The overexploitation of natural resources is a tale as old as time, and humans have always exploited the most accessible and richest resources first. The deepest and most fertile soils, the tallest, straightest trees and the most mineral laden ore bodies were the first to be harvested.
In a world of virgin resources, resource depletion was not yet a concern. Early agriculture in the golden triangle took place upon meters of rich alluvial soils. Timbers were drawn from towering stands of old growth forests. Metals were melted from outcroppings of ore by lighting fires beneath them. Fish were harvested by the basket.
Over time, we’ve had to search further for the resources we need and work harder once we found them. That leaves us with a trend of using poorer and poorer sources for the material necessities of life, leading to resource depletion. Although most of the richest resources on the planet were being used and reduced by the middle of the 20th century it was an easy problem to ignore.

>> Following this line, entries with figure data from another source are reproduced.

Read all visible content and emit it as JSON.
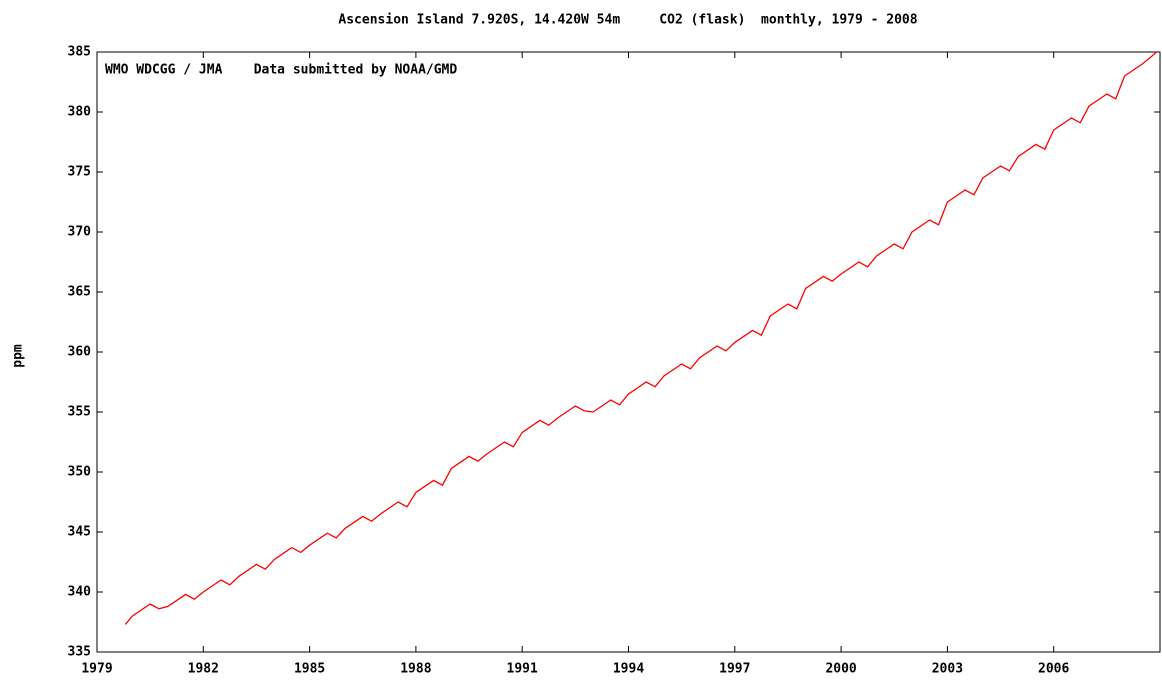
{
  "chart_data": {
    "type": "line",
    "title": "Ascension Island 7.920S, 14.420W 54m     CO2 (flask)  monthly, 1979 - 2008",
    "annotation": "WMO WDCGG / JMA    Data submitted by NOAA/GMD",
    "y_label": "ppm",
    "xlim": [
      1979,
      2009
    ],
    "xticks": [
      1979,
      1982,
      1985,
      1988,
      1991,
      1994,
      1997,
      2000,
      2003,
      2006
    ],
    "ylim": [
      335,
      385
    ],
    "yticks": [
      335,
      340,
      345,
      350,
      355,
      360,
      365,
      370,
      375,
      380,
      385
    ],
    "x": [
      1979.8,
      1980,
      1980.25,
      1980.5,
      1980.75,
      1981,
      1981.25,
      1981.5,
      1981.75,
      1982,
      1982.25,
      1982.5,
      1982.75,
      1983,
      1983.25,
      1983.5,
      1983.75,
      1984,
      1984.25,
      1984.5,
      1984.75,
      1985,
      1985.25,
      1985.5,
      1985.75,
      1986,
      1986.25,
      1986.5,
      1986.75,
      1987,
      1987.25,
      1987.5,
      1987.75,
      1988,
      1988.25,
      1988.5,
      1988.75,
      1989,
      1989.25,
      1989.5,
      1989.75,
      1990,
      1990.25,
      1990.5,
      1990.75,
      1991,
      1991.25,
      1991.5,
      1991.75,
      1992,
      1992.25,
      1992.5,
      1992.75,
      1993,
      1993.25,
      1993.5,
      1993.75,
      1994,
      1994.25,
      1994.5,
      1994.75,
      1995,
      1995.25,
      1995.5,
      1995.75,
      1996,
      1996.25,
      1996.5,
      1996.75,
      1997,
      1997.25,
      1997.5,
      1997.75,
      1998,
      1998.25,
      1998.5,
      1998.75,
      1999,
      1999.25,
      1999.5,
      1999.75,
      2000,
      2000.25,
      2000.5,
      2000.75,
      2001,
      2001.25,
      2001.5,
      2001.75,
      2002,
      2002.25,
      2002.5,
      2002.75,
      2003,
      2003.25,
      2003.5,
      2003.75,
      2004,
      2004.25,
      2004.5,
      2004.75,
      2005,
      2005.25,
      2005.5,
      2005.75,
      2006,
      2006.25,
      2006.5,
      2006.75,
      2007,
      2007.25,
      2007.5,
      2007.75,
      2008,
      2008.25,
      2008.5,
      2008.75,
      2008.9
    ],
    "series": [
      {
        "name": "CO2",
        "color": "#ff0000",
        "values": [
          337.3,
          338.0,
          338.5,
          339.0,
          338.6,
          338.8,
          339.3,
          339.8,
          339.4,
          340.0,
          340.5,
          341.0,
          340.6,
          341.3,
          341.8,
          342.3,
          341.9,
          342.7,
          343.2,
          343.7,
          343.3,
          343.9,
          344.4,
          344.9,
          344.5,
          345.3,
          345.8,
          346.3,
          345.9,
          346.5,
          347.0,
          347.5,
          347.1,
          348.3,
          348.8,
          349.3,
          348.9,
          350.3,
          350.8,
          351.3,
          350.9,
          351.5,
          352.0,
          352.5,
          352.1,
          353.3,
          353.8,
          354.3,
          353.9,
          354.5,
          355.0,
          355.5,
          355.1,
          355.0,
          355.5,
          356.0,
          355.6,
          356.5,
          357.0,
          357.5,
          357.1,
          358.0,
          358.5,
          359.0,
          358.6,
          359.5,
          360.0,
          360.5,
          360.1,
          360.8,
          361.3,
          361.8,
          361.4,
          363.0,
          363.5,
          364.0,
          363.6,
          365.3,
          365.8,
          366.3,
          365.9,
          366.5,
          367.0,
          367.5,
          367.1,
          368.0,
          368.5,
          369.0,
          368.6,
          370.0,
          370.5,
          371.0,
          370.6,
          372.5,
          373.0,
          373.5,
          373.1,
          374.5,
          375.0,
          375.5,
          375.1,
          376.3,
          376.8,
          377.3,
          376.9,
          378.5,
          379.0,
          379.5,
          379.1,
          380.5,
          381.0,
          381.5,
          381.1,
          383.0,
          383.5,
          384.0,
          384.6,
          385.0
        ]
      }
    ]
  }
}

The reason for this burgeoning resource scarcity was one simple word: oil- code for cheap, dense, flexible energy.
Oil has allowed us to exploit every other resource to a far greater point of depletion than would have been possible with any other form of energy. It is the uber-commodity, without which our way of life cannot exist.
Now that oil scarcity is making it more expensive to produce, the richness of the other resource bases upon which we depend is becoming much more obvious. Oil depletion causes us to rely on other resources, making resource scarcity an increasingly broad problem.
The lower the grade of ore (say ounces of mineral per tonne of rock), the more rock must be processed to obtain the mineral.
If energy costs are low and falling, resource depletion is not a critical problem. However, oil has ceased to be almost free. 40 years ago, the biggest and richest reserves of oil in the Arabian peninsula and West Texas required one barrel of oil to discover and extract 100 barrels of oil.
Oil scarcity causes higher energy costs, meaning that every other resource automatically faces scarcity and higher costs as well. To avoid resource scarcity, sustainability, on the other hand, means much greater conservation of renewable resources and much lower levels of consumption of minerals.